The question has two parts.
Let $m_{A}$ be the minimal polynomial of square matrix A. Show that there exists a unique polynomial $q$, with $deg(q) < deg(m_{A})$, such that $A^{-1} = q(A)$.
Let the n-by-n matrix $A$ be diagonalizable, with $k$ distinct eigenvalues $\{a_{j}\}$. Let $p(t)$ be a degree $k-1$ polynomial that interpolates the function $f(t)=t^{-1}$, at $a_{j}$, namely $p(a_{j}) = a_{j}^{-1}$. Show that the polynomial $q$ of the first part is $p$.
I believe I have answered the first part, and have an equation of the form $I = Aq(A)$. But I'm not sure what to do about the second part.

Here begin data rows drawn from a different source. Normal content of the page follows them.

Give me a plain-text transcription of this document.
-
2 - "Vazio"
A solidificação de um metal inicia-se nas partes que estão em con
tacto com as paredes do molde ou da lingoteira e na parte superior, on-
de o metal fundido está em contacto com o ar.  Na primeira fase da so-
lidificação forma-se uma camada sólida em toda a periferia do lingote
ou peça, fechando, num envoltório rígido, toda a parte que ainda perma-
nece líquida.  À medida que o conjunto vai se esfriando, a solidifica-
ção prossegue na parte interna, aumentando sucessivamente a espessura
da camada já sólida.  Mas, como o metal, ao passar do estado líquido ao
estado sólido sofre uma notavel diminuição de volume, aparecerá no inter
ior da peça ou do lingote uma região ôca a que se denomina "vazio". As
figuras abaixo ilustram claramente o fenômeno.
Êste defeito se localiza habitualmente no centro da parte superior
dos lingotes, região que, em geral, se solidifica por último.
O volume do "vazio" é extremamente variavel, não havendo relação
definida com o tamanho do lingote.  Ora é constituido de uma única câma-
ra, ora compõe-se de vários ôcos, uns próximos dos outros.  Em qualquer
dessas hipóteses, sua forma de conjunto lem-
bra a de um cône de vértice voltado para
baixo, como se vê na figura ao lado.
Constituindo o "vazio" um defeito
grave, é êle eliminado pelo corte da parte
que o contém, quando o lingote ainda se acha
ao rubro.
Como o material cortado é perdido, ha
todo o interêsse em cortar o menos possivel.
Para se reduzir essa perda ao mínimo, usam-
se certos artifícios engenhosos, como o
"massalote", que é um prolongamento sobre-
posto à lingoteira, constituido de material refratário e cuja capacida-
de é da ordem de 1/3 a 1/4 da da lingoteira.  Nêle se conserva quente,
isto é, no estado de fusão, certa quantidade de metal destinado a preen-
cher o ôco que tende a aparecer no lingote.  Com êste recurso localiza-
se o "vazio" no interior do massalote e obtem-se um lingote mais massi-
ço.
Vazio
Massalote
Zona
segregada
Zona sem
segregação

If $A$ is diagonalizable, it is similar to a diagonal matrix $D = \operatorname{Diag}(c_1, \dots, c_n)$ with diagonal values $c_1, \dots, c_n$ taken from $\{ a_1, \dots, a_k \}$. That is, there exists an invertible $P$ such that $A = PDP^{-1}$ or $D = P^{-1}AP$. Now, for any polynomial $p$, we have
$$ p(A) = p(PDP^{-1}) = Pp(D)P^{-1}. $$
For any diagonal matrix $D$, the result of applying $p$ to $D$ is just applying $p$ to each of the diagonal entries of $D$ and since $p$ interpolates $f$, we have $p(D) = \operatorname{Diag}( c_1^{-1}, \dots, c_n^{-1})$ which implies that $p(D)$ is the inverse of $D$. But then
$$ Ap(A) = APp(D)P^{-1} = PP^{-1}APp(D)P^{-1} = PDp(D)P^{-1} = PP^{-1} = I $$
so $p(A)$ is the inverse of $A$. Since $A$ is diagonalizable with $k$ distinct eigenvalues, the minimal polynomial of $A$ has degree $k$ while the polynomial $p$ has degree $k-1$ so by uniqueness of part (1), it must be $q$.